The Custer County Board of Commissioners adopted Resolution 25-70 on Dec. 31, consolidating department fee schedules and approving a set of rate increases across multiple county services. Commissioners also passed several year-end budget amendments and operational transfers to close out fiscal 2025.
Key measures adopted
- Resolution 25-70 (Fee Schedule): The board approved a consolidated fee schedule that included increases proposed by Road & Bridge staff. Notable changes recorded in the meeting transcript include raising driveway permit fees from $100 to $400, raising service-cut and mains fees (per discussion, $2.50 and a $0.50 per-foot charge for additional footage were discussed), and increasing telephone-pole permit fees (from $50 to $150). The landfill fee schedule adopted increases for public users (bags from $3 to $4; cubic-yard rate from $12 to $16) and mattress disposal (from $5 to $10). Commissioners and staff said the increases reflected crew time and repair costs.

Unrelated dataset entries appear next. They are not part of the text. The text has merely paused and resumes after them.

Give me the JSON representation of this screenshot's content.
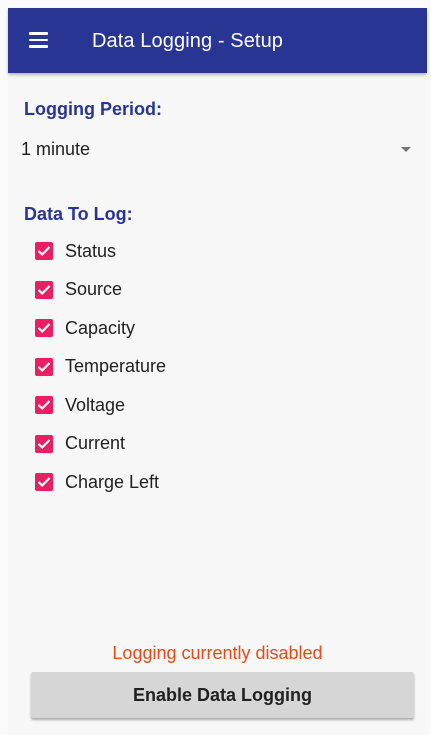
{
  "app_bar": {
    "menu_icon": "hamburger-menu-icon",
    "title": "Data Logging - Setup",
    "background_color": "#283593"
  },
  "logging_period": {
    "label": "Logging Period:",
    "selected_value": "1 minute",
    "dropdown_icon": "dropdown-arrow-icon"
  },
  "data_to_log": {
    "label": "Data To Log:",
    "checkbox_color": "#e91e63",
    "items": [
      {
        "label": "Status",
        "checked": true
      },
      {
        "label": "Source",
        "checked": true
      },
      {
        "label": "Capacity",
        "checked": true
      },
      {
        "label": "Temperature",
        "checked": true
      },
      {
        "label": "Voltage",
        "checked": true
      },
      {
        "label": "Current",
        "checked": true
      },
      {
        "label": "Charge Left",
        "checked": true
      }
    ]
  },
  "status": {
    "text": "Logging currently disabled",
    "color": "#e64a19"
  },
  "action": {
    "button_label": "Enable Data Logging"
  }
}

- Resolution 25-71 and 25-72 (Health insurance): The board appropriated $75,000 from the general fund and operationally transferred the same amount to the employee health insurance fund to cover initial administrative fees and stop-loss coverage required as the county transitions to an employer-sponsored health plan.

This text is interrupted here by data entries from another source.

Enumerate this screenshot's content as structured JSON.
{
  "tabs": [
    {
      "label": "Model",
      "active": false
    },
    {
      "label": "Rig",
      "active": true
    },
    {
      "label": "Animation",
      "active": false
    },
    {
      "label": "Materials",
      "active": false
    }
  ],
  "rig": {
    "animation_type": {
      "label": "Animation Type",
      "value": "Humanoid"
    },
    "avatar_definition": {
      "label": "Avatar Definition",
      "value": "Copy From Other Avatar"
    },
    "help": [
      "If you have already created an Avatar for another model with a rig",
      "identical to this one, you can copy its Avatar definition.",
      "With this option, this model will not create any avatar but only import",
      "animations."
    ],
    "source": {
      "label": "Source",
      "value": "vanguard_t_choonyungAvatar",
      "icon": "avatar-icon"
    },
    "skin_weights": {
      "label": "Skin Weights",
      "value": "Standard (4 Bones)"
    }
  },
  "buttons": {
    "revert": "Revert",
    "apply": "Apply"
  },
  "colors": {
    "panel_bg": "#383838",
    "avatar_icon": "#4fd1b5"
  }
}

- Resolution 25-73 (Year-end budget appropriation): Commissioners approved a roughly $223,152.77 appropriation to cover previously authorized but unbudgeted expenses, including rent for off-site space, professional services, communications overages and landfill salary backfill.
- Resolution 25-74 (Self-insurance): The board appropriated $10,000 to the self-insurance fund to backfill increased claims and premium costs.
How the board framed the changes
Road & Bridge staff and commissioners framed the fee increases as cost-recovery measures: driveway and culvert work often requires a backhoe, a water truck and several crew members, which staff said justifies higher permit rates when county crews perform cleanup or repairs. The sheriff’s office said traffic ticket fines would remain unchanged, but staff proposed revising burn-permit fines in an older resolution (20-01) and noted that substantial increases may need to be processed as an ordinance and examined in light of a recent Supreme Court ruling affecting local fee authority.
Votes and next steps
The board voted to adopt Resolution 25-70 and the budget resolutions by voice; recorded affirmative votes included Paul, Lucas and Candice. Staff will finalize updated fee schedules for posting and said departments would follow up on implementation details and enforcement processes (for example, reissuing permits that were not used within 90 days).
Why it matters: The fee changes and budget fixes alter the county’s revenue mix and operational cost recovery. Several items (health-insurance transfers and the year-end budget appropriation) are bookkeeping steps to ensure funds are available for expenses identified at year-end.